Existe hoje, no Brasil, uma Igreja Evangélica que não conhece mais a sua
história, suas origens e sua teologia. Esses herdeiros da Reforma Protestante
desconhecem por completo suas doutrinas, tais como a justificação pela fé, a
eleição, a regeneração e a graça salvadora. Por isso, sua crença é débil, sem
fundamentação nas Escrituras e na tradição cristã, e faltam-lhe alicerces
seguros. Por outro lado, mesmo naquelas denominações onde o estudo da Palavra e
a mensagem são consistentes, outras situações são alegadas pelos membros para
se afastarem delas: são as contrariedades, decepções ou conflitos comuns a
qualquer agrupamento humano, e não deixaria de ser assim nas igrejas, formadas
que são por seres humanos.
Porém, não era assim há tempos atrás. Se algo não ia bem numa igreja –
se o fiel fosse maltratado pelo pastor ou por algum irmão, ou se suas
expectativas não se cumpriam, ele aguardava, e por muito tempo, em oração e
resignação. Sua esperança era de que Deus "faria a obra", mudando as
coisas, transformando os corações e promovendo o reencontro. Ao mesmo tempo, o
crente insatisfeito insistia em permanecer na igreja, colaborando, na medida do
possível, para a melhoria das coisas e a escolha de prioridades que lhe
pareciam mais acertadas. Ele sabia esperar. Suas raízes estavam fincadas ali e
não era qualquer luta que o removeria do lugar onde Deus o colocara.
OVELHAS SOLITÁRIAS
É pena que a mentalidade evangélica tenha mudado tanto, e para pior.
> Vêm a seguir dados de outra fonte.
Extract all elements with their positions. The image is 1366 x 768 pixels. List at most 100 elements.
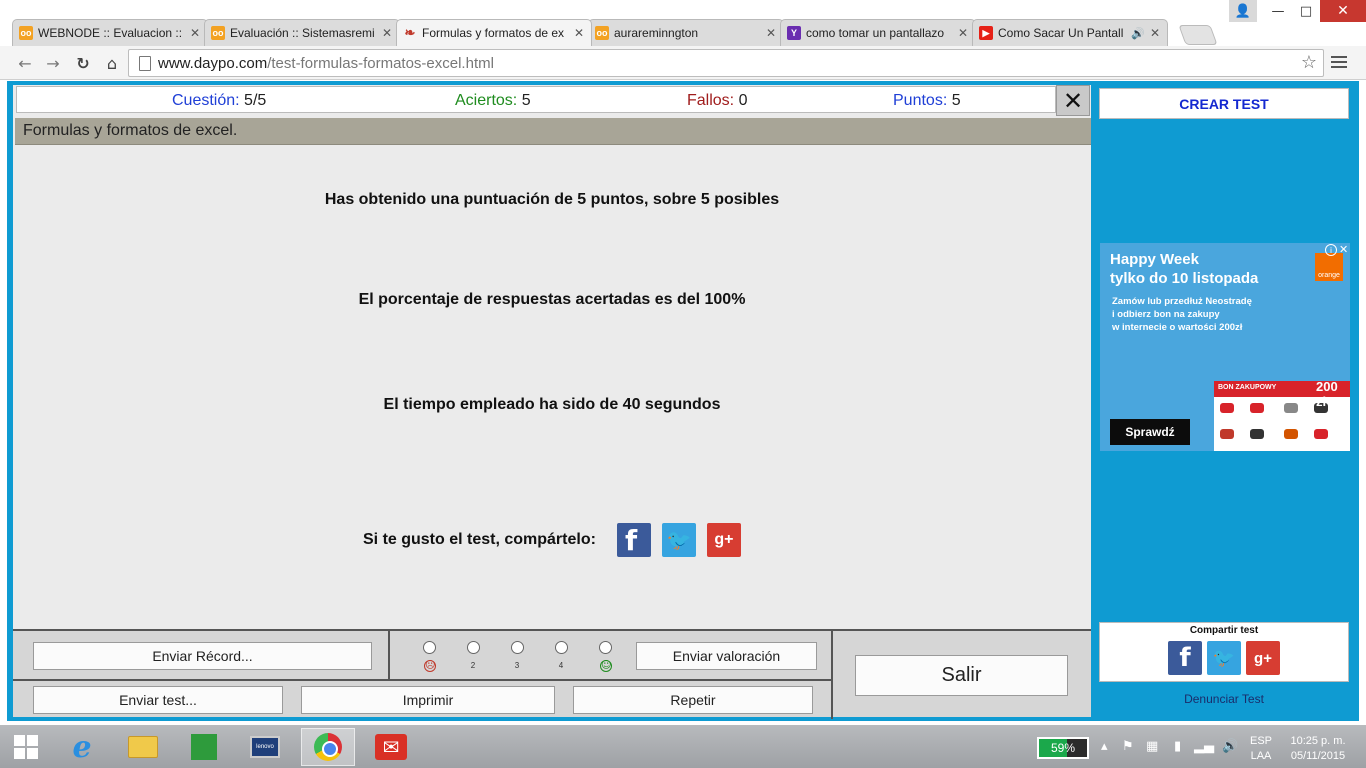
- rating-label-4: 4: [558, 661, 564, 670]
- share-row: Si te gusto el test, compártelo: f 🐦 g+: [363, 522, 741, 558]
- tab-close-icon[interactable]: ✕: [765, 26, 777, 40]
- menu-icon[interactable]: [1331, 54, 1347, 70]
- twitter-icon[interactable]: 🐦: [1207, 641, 1241, 675]
- send-record-button[interactable]: Enviar Récord...: [33, 642, 372, 670]
- home-icon[interactable]: ⌂: [101, 52, 123, 74]
- back-arrow-icon[interactable]: ←: [14, 52, 36, 74]
- rating-radio-1[interactable]: [423, 641, 436, 654]
- lenovo-icon[interactable]: lenovo: [238, 728, 292, 766]
- new-tab-button[interactable]: [1178, 25, 1218, 45]
- product-icon: [1250, 429, 1264, 439]
- tab-youtube-pantallazo[interactable]: ▶ Como Sacar Un Pantall 🔊 ✕: [972, 19, 1168, 46]
- rating-radio-5[interactable]: [599, 641, 612, 654]
- divider: [388, 631, 390, 679]
- tab-close-icon[interactable]: ✕: [381, 26, 393, 40]
- stat-points-label: Puntos:: [893, 92, 948, 109]
- tab-close-icon[interactable]: ✕: [573, 26, 585, 40]
- tab-aurareminngton[interactable]: oo aurareminngton ✕: [588, 19, 784, 46]
- share-test-title: Compartir test: [1189, 625, 1259, 636]
- battery-tray-icon[interactable]: ▮: [1174, 739, 1181, 754]
- tab-close-icon[interactable]: ✕: [1149, 26, 1161, 40]
- tab-evaluacion-sistemas[interactable]: oo Evaluación :: Sistemasremi ✕: [204, 19, 400, 46]
- product-icon: [1284, 429, 1298, 439]
- send-rating-button[interactable]: Enviar valoración: [636, 642, 817, 670]
- flag-icon[interactable]: ⚑: [1122, 739, 1134, 754]
- advertisement[interactable]: Happy Week tylko do 10 listopada Zamów l…: [1100, 243, 1350, 451]
- divider: [13, 679, 833, 681]
- volume-icon[interactable]: 🔊: [1222, 739, 1238, 754]
- close-test-button[interactable]: ✕: [1056, 85, 1090, 116]
- stat-correct-value: 5: [521, 92, 531, 109]
- ad-info-icon[interactable]: i: [1325, 244, 1337, 256]
- ad-voucher-amount: 200 zł: [1316, 379, 1338, 409]
- ad-close-icon[interactable]: ✕: [1339, 243, 1350, 256]
- tab-title: Como Sacar Un Pantall: [998, 26, 1124, 40]
- stat-correct-label: Aciertos:: [455, 92, 518, 109]
- stat-question: Cuestión: 5/5: [172, 92, 266, 110]
- rating-radio-2[interactable]: [467, 641, 480, 654]
- facebook-icon[interactable]: f: [616, 523, 651, 557]
- send-test-button[interactable]: Enviar test...: [33, 686, 283, 714]
- language-code: ESP: [1249, 735, 1272, 747]
- twitter-icon[interactable]: 🐦: [661, 523, 696, 557]
- window-close-button[interactable]: ✕: [1320, 0, 1366, 22]
- google-plus-icon[interactable]: g+: [1246, 641, 1280, 675]
- start-button[interactable]: [8, 728, 44, 766]
- reload-icon[interactable]: ↻: [72, 52, 94, 74]
- print-button[interactable]: Imprimir: [301, 686, 555, 714]
- product-icon: [1220, 403, 1234, 413]
- tab-yahoo-pantallazo[interactable]: Y como tomar un pantallazo ✕: [780, 19, 976, 46]
- windows-logo-icon: [14, 735, 38, 759]
- product-icon: [1220, 429, 1234, 439]
- share-test-box: Compartir test f 🐦 g+: [1099, 622, 1349, 682]
- url-path: /test-formulas-formatos-excel.html: [267, 54, 494, 72]
- internet-explorer-icon[interactable]: e: [55, 728, 109, 766]
- page-background: Cuestión: 5/5 Aciertos: 5 Fallos: 0 Punt…: [7, 81, 1359, 721]
- maximize-button[interactable]: □: [1292, 0, 1320, 22]
- mail-icon[interactable]: ✉: [364, 728, 418, 766]
- tab-webnode-evaluacion[interactable]: oo WEBNODE :: Evaluacion :: ✕: [12, 19, 208, 46]
- tab-strip: oo WEBNODE :: Evaluacion :: ✕ oo Evaluac…: [12, 19, 1218, 46]
- tab-title: Formulas y formatos de ex: [422, 26, 565, 40]
- product-icon: [1284, 403, 1298, 413]
- network-icon[interactable]: ▦: [1146, 739, 1158, 754]
- address-bar[interactable]: www.daypo.com/test-formulas-formatos-exc…: [128, 49, 1324, 77]
- minimize-button[interactable]: —: [1264, 0, 1292, 22]
- tab-close-icon[interactable]: ✕: [957, 26, 969, 40]
- report-test-link[interactable]: Denunciar Test: [1099, 692, 1349, 706]
- tab-title: WEBNODE :: Evaluacion ::: [38, 26, 183, 40]
- tray-chevron-icon[interactable]: ▴: [1101, 739, 1108, 754]
- bookmark-star-icon[interactable]: ☆: [1301, 52, 1317, 73]
- ad-cta-button[interactable]: Sprawdź: [1110, 419, 1190, 445]
- tab-formulas-excel[interactable]: ❧ Formulas y formatos de ex ✕: [396, 19, 592, 46]
- chrome-icon[interactable]: [301, 728, 355, 766]
- repeat-button[interactable]: Repetir: [573, 686, 813, 714]
- create-test-button[interactable]: CREAR TEST: [1099, 88, 1349, 119]
- forward-arrow-icon[interactable]: →: [42, 52, 64, 74]
- result-percentage: El porcentaje de respuestas acertadas es…: [358, 291, 746, 308]
- wifi-signal-icon[interactable]: ▂▄: [1194, 739, 1214, 754]
- exit-button[interactable]: Salir: [855, 655, 1068, 696]
- google-plus-icon[interactable]: g+: [706, 523, 741, 557]
- browser-titlebar: 👤 — □ ✕ oo WEBNODE :: Evaluacion :: ✕ oo…: [0, 0, 1366, 46]
- ad-body: Zamów lub przedłuż Neostradę i odbierz b…: [1112, 296, 1252, 333]
- stat-correct: Aciertos: 5: [455, 92, 531, 110]
- stat-wrong-value: 0: [738, 92, 748, 109]
- youtube-icon: ▶: [979, 26, 993, 40]
- taskbar: e lenovo ✉ 59% ▴ ⚑ ▦ ▮ ▂▄ 🔊 ESP LAA 10:2…: [0, 725, 1366, 768]
- user-profile-button[interactable]: 👤: [1229, 0, 1257, 22]
- language-indicator[interactable]: ESP LAA: [1244, 734, 1278, 764]
- test-result-panel: Cuestión: 5/5 Aciertos: 5 Fallos: 0 Punt…: [13, 85, 1091, 719]
- result-score: Has obtenido una puntuación de 5 puntos,…: [324, 191, 780, 208]
- file-explorer-icon[interactable]: [116, 728, 170, 766]
- rating-radio-3[interactable]: [511, 641, 524, 654]
- battery-indicator[interactable]: 59%: [1037, 737, 1089, 759]
- store-icon[interactable]: [177, 728, 231, 766]
- url-host: www.daypo.com: [158, 54, 268, 72]
- facebook-icon[interactable]: f: [1168, 641, 1202, 675]
- bottom-controls: Enviar Récord... ☹ 2 3 4 ☺ Enviar valora…: [13, 629, 1091, 719]
- orange-logo: orange: [1315, 253, 1343, 281]
- tab-close-icon[interactable]: ✕: [189, 26, 201, 40]
- rating-radio-4[interactable]: [555, 641, 568, 654]
- clock[interactable]: 10:25 p. m. 05/11/2015: [1284, 734, 1352, 764]
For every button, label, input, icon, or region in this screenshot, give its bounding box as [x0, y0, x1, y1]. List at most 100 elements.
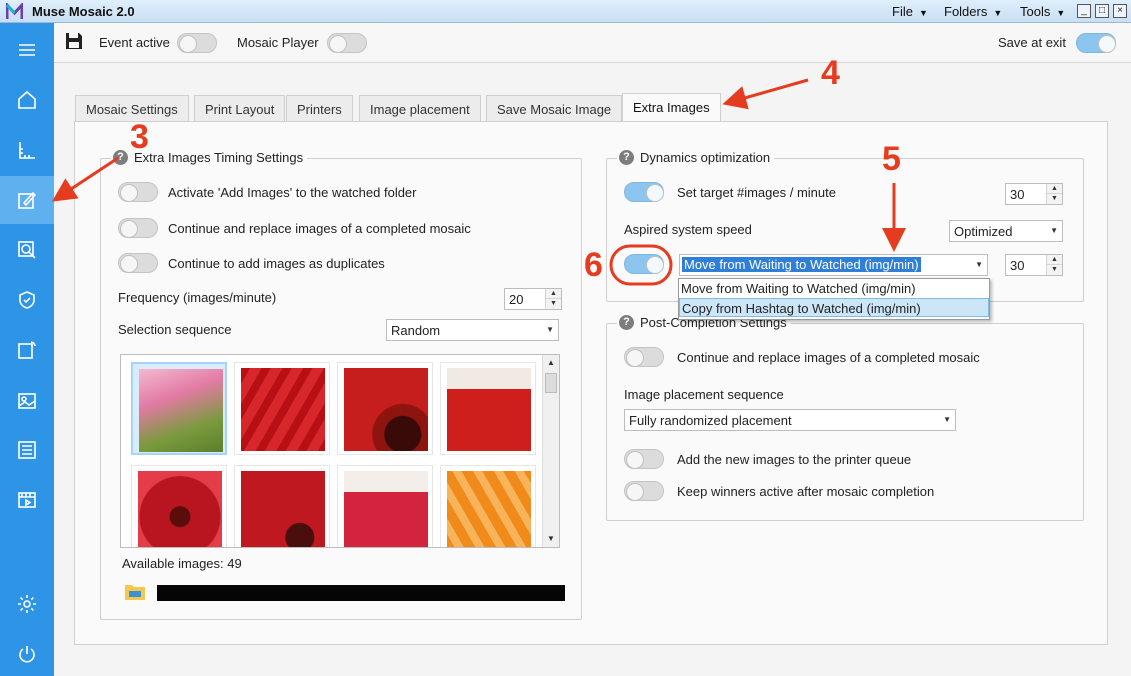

Milhões de evangélicos hoje, no Brasil, e principalmente nos grandes centros
urbanos, estão, constantemente, circulando de igreja em igreja. Não criam
raízes, não conseguem cultivar relacionamentos e são avessos aos compromissos
que naturalmente surgem do relacionamento entre o fiel e sua igreja: a
frequência aos cultos, a colaboração financeira, o envolvimento nas atividades
congregacionais e o engajamento nos projetos da comunidade. Há muita gente,
hoje, que prefere visitar uma mega-igreja de vez em quando e simplesmente
diluir-se na multidão. Ali, a pessoa entra e sai sem ser notada ou cobrada de
alguma coisa.
E quanto àqueles que preferem o chamado "Cristo em casa", ou
seja, uma vivência de fé circunscrita ao próprio indivíduo, à sua família ou,
no máximo, a um pequeno grupo de amigos que pode ser tudo, menos igreja? Para
estes, congregar em uma igreja é algo arcaico e desestimulante. Preferem uma
vida de crente não praticante, restringindo sua espiritualidade a práticas
devocionais isoladas, sem a boa e enriquecedora troca de experiências e
testemunhos, sem discipulado, sem orientação pastoral. Para estes, o risco do
esfriamento completo da fé é mais elevado – afinal, ovelha, sozinha, é presa
mais fácil para o lobo.
Paulo Romeiro é pastor da Igreja Cristã da
Trindade, em São Paulo, e doutor em Ciências da Religião. É autor, entre
outros, dos livros Evangélicos em crise e Decepcionados com a graça.